The book sucks. Oh my god does it suck. Sam Spade is the most godawful boring Mary Sue lead I've ever read, who effortlessly overpowers every crook he meets and bangs every dame. There's no real mystery - the four characters you meet near the start are about it, and they're all trying to double cross one another to get the stupid bird statue that they have no reason to believe is real. They just constantly meet up in different configurations, point guns at one another and get beaten up by Sam until... I dunno, they get arrested? Now, Chandler plots aren't Dickens but he wrote them well. But I didn't find any piece of Hammett's prose vaguely memorable.
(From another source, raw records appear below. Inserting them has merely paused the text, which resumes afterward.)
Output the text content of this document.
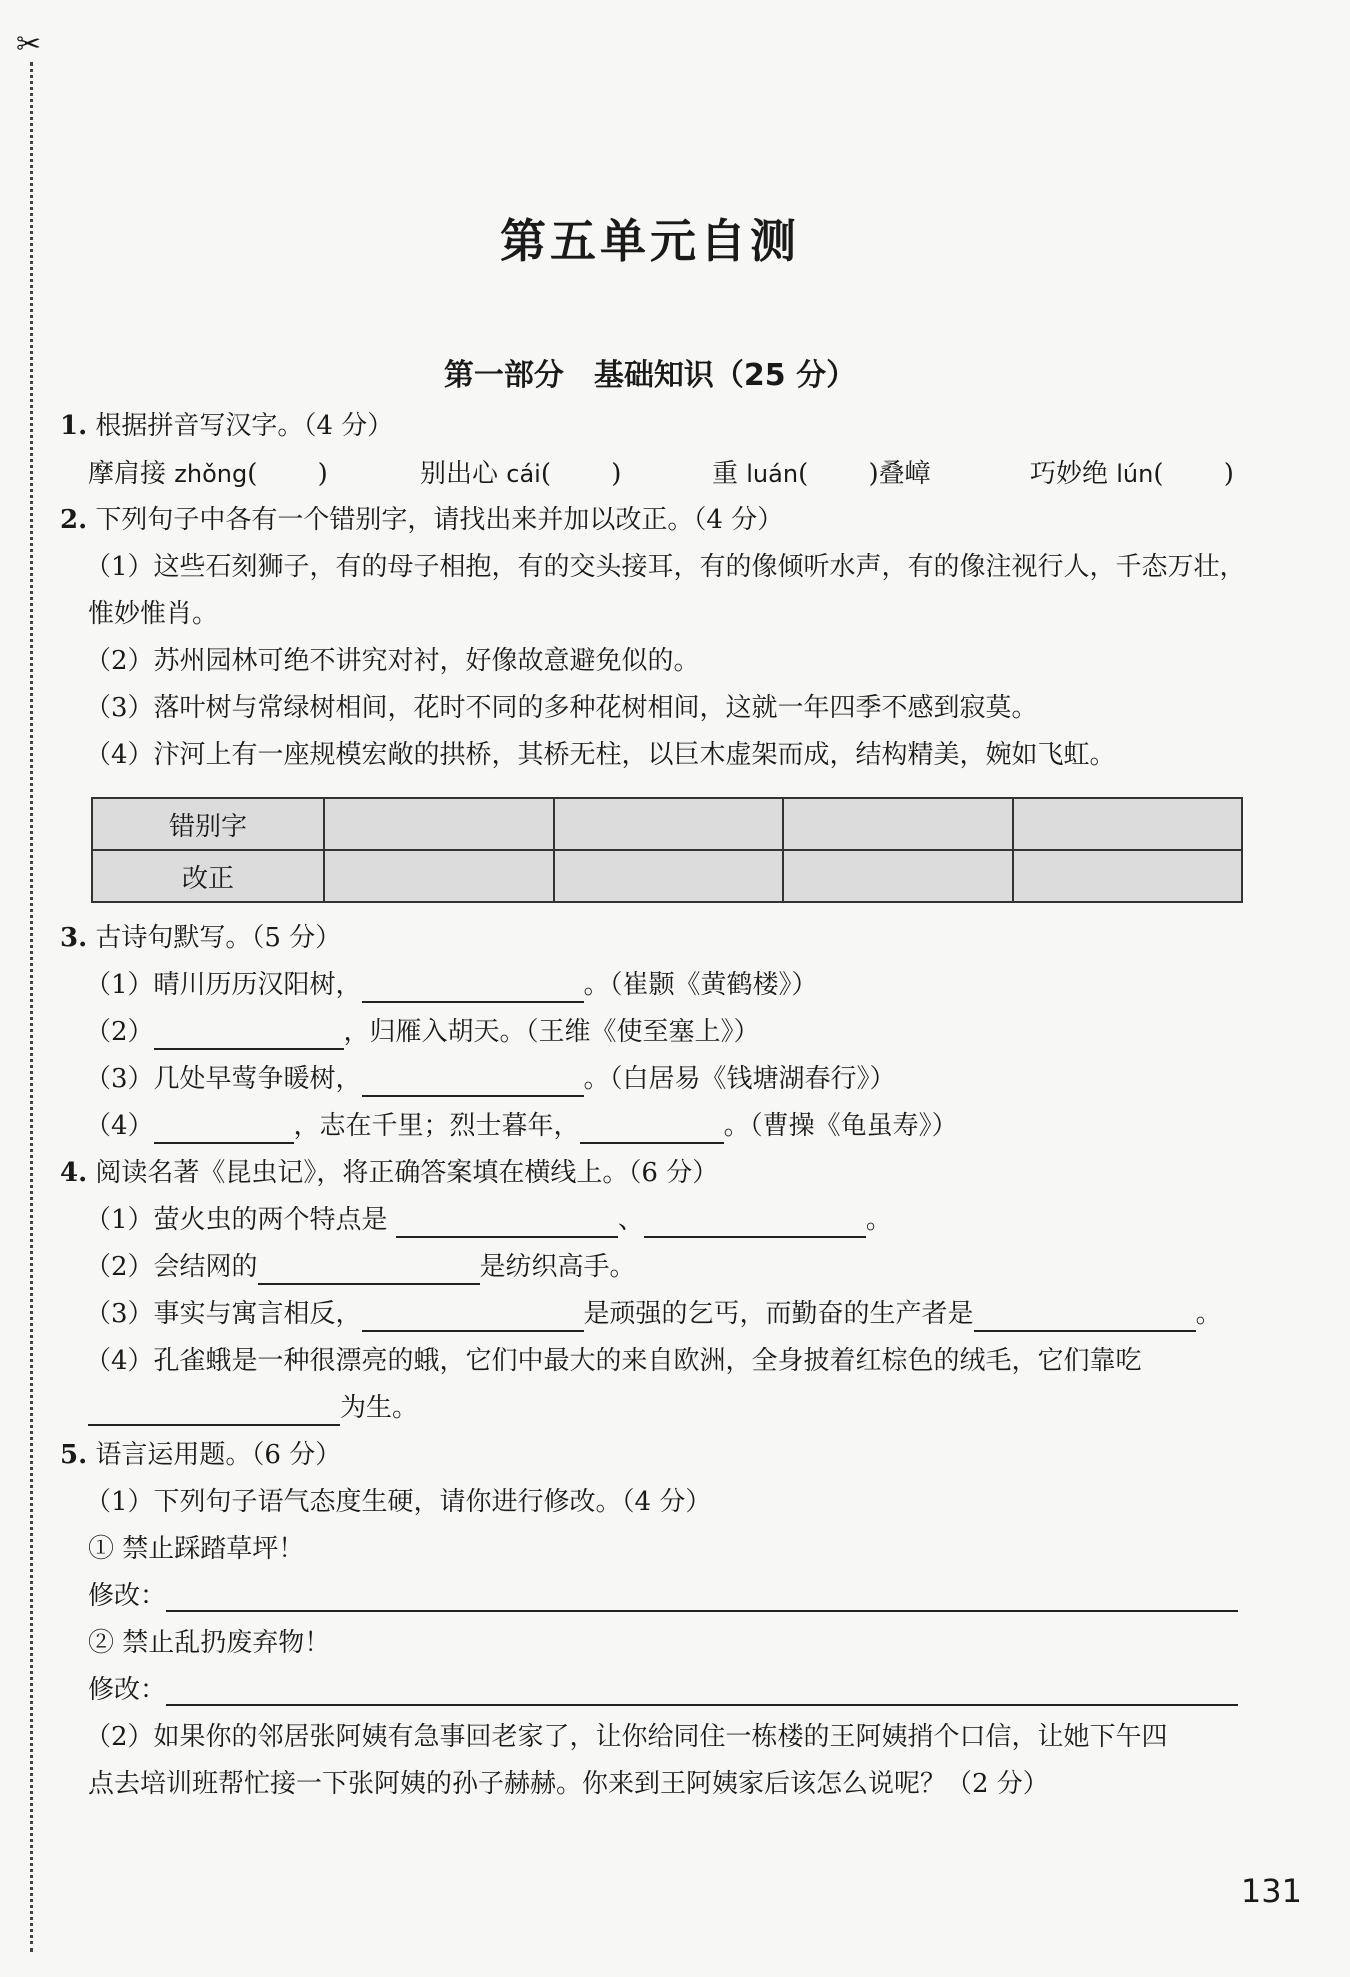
✂
第五单元自测
第一部分　基础知识（25 分）
1. 根据拼音写汉字。（4 分）
摩肩接 zhǒng(　　 )	别出心 cái(　　 )	重 luán(　　 )叠嶂	巧妙绝 lún(　　 )
2. 下列句子中各有一个错别字，请找出来并加以改正。（4 分）
（1）这些石刻狮子，有的母子相抱，有的交头接耳，有的像倾听水声，有的像注视行人，千态万壮，
惟妙惟肖。
（2）苏州园林可绝不讲究对衬，好像故意避免似的。
（3）落叶树与常绿树相间，花时不同的多种花树相间，这就一年四季不感到寂莫。
（4）汴河上有一座规模宏敞的拱桥，其桥无柱，以巨木虚架而成，结构精美，婉如飞虹。
错别字				
改正				
3. 古诗句默写。（5 分）
（1）晴川历历汉阳树，	。（崔颢《黄鹤楼》）
（2）	，归雁入胡天。（王维《使至塞上》）
（3）几处早莺争暖树，	。（白居易《钱塘湖春行》）
（4）	，志在千里；烈士暮年，	。（曹操《龟虽寿》）
4. 阅读名著《昆虫记》，将正确答案填在横线上。（6 分）
（1）萤火虫的两个特点是	、	。
（2）会结网的	是纺织高手。
（3）事实与寓言相反，	是顽强的乞丐，而勤奋的生产者是	。
（4）孔雀蛾是一种很漂亮的蛾，它们中最大的来自欧洲，全身披着红棕色的绒毛，它们靠吃
为生。
5. 语言运用题。（6 分）
（1）下列句子语气态度生硬，请你进行修改。（4 分）
① 禁止踩踏草坪！
修改：
② 禁止乱扔废弃物！
修改：
（2）如果你的邻居张阿姨有急事回老家了，让你给同住一栋楼的王阿姨捎个口信，让她下午四
点去培训班帮忙接一下张阿姨的孙子赫赫。你来到王阿姨家后该怎么说呢？（2 分）
131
It was a staggeringly dull wash.
So I reasoned "Aha, it must be the film! The famous iconic film by John Huston must be so good that it made the book good by association!"
Well, the film is beautifully shot and the cast are excellent and the music is great... really, everything superficial is great but... it's a pretty faithful adaptation. And seeing Humphrey Bogart in live action just constantly, non-stop, with no effort at all overpower all these dudes who have guns when he's unarmed can't really be made not ridiculous. It's like if a weasel-faced uncle of yours made a vanity project film where he gets to be Jackie Chan. I guess these kind of pulpy pseudo-heroics were more passable at the time, but I found it hard to take seriously. The film is unarguably a classic, though, and it launched everyone's careers into the stratosphere so I'm an outlier.